The input_list and target_list are converted into a numpy.array data type. We're getting closer to the back propagation step and the weight
refinment based on the error. First let's calculate the error.
# Output layer error is the (answer - guess)
output_errors = answers - final_outputs
Next we need to calculate the back-propagated errors for the hidden layer nodes. The matrix form of this calculation is as follows.
errors_hidden = weights_T_hidden_output * errors_output
Where weights_T_hidden_output is the matrix transpose of the weights_hidden_output mstrix.
Again we are altering the shape of the matrix so that we can use it properly in our matrix expresisons.
This is expressed in python as follows.
# Hidden layer error is the output_errors, split by weights, recombined at hidden nodes
hidden_errors = numpy.dot(self.who.T, output_errors)
We now have what we need to refine the weights between each layer. For the weights between the hidden and output layers, we
use the output_errors variable. For the weights between the input and the hidden layers, we use the hidden_errors list we
just calculated.
The expression for updating the weights for the link between a node j and a node k in the next layer is a matrix of the
following form.
DELTA W_jk = ALPHA . E_k . sigmoid(O_k) . (1 - sigmoid(O_k)) * O_T_j
The alpha is the learning rate, and the sigmoid is the node activation function we saw before. Remember that the . is
matrix scalar multiplication and * is the matrix dot product. The python code for this expression is as follows.

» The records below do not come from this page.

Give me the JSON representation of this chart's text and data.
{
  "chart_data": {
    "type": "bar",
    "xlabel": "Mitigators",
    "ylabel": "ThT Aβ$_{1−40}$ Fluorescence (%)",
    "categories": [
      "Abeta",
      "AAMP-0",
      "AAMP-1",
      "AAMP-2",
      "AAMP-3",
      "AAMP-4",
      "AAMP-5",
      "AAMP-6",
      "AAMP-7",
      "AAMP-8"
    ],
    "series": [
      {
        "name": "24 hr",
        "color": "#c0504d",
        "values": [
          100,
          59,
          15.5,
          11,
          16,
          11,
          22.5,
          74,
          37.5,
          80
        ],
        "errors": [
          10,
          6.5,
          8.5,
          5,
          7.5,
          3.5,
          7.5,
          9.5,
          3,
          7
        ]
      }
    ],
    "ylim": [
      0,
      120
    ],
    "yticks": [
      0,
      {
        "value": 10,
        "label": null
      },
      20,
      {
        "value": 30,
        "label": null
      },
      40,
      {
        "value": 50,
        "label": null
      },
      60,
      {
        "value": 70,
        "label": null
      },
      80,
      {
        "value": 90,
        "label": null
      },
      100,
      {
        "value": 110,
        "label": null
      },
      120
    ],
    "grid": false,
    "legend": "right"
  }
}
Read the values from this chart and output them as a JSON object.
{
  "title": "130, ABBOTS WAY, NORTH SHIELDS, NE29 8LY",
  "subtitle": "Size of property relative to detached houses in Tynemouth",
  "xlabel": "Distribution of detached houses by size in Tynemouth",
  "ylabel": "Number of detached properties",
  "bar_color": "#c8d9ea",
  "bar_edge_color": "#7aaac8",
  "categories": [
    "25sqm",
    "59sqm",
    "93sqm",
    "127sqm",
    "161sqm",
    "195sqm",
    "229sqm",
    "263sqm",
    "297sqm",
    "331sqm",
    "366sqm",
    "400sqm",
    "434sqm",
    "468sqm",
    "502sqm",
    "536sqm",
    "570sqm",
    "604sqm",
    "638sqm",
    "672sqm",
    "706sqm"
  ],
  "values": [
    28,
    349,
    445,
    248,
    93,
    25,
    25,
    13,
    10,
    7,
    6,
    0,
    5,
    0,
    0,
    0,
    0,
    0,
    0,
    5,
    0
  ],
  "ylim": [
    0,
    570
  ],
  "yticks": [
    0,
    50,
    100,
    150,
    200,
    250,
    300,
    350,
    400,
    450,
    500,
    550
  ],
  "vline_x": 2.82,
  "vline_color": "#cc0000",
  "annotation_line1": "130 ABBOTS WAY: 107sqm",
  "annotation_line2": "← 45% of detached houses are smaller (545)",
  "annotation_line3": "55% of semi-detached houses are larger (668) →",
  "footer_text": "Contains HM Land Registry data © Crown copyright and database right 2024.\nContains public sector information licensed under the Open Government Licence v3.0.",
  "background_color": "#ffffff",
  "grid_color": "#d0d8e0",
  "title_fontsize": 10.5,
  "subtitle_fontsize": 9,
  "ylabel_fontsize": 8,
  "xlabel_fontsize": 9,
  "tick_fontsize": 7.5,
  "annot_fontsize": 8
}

# Update the weights for the links between the hidden and output layers
self.who += self.lr * numpy.dot((output_errors * final_outputs * (1.0 - final_outputs)), numpy.transpose(hidden_outputs))
The code for the other weights between the input and hidden layers will be very similar.
# Update the weights for the links between the input and hidden layers
self.wih += self.lr * numpy.dot((hidden_errors * hidden_outputs * (1.0 - hidden_outputs)), numpy.transpose(inputs))
In the next tutorial we'll use our code to recognize hand written numbers!! What?!?!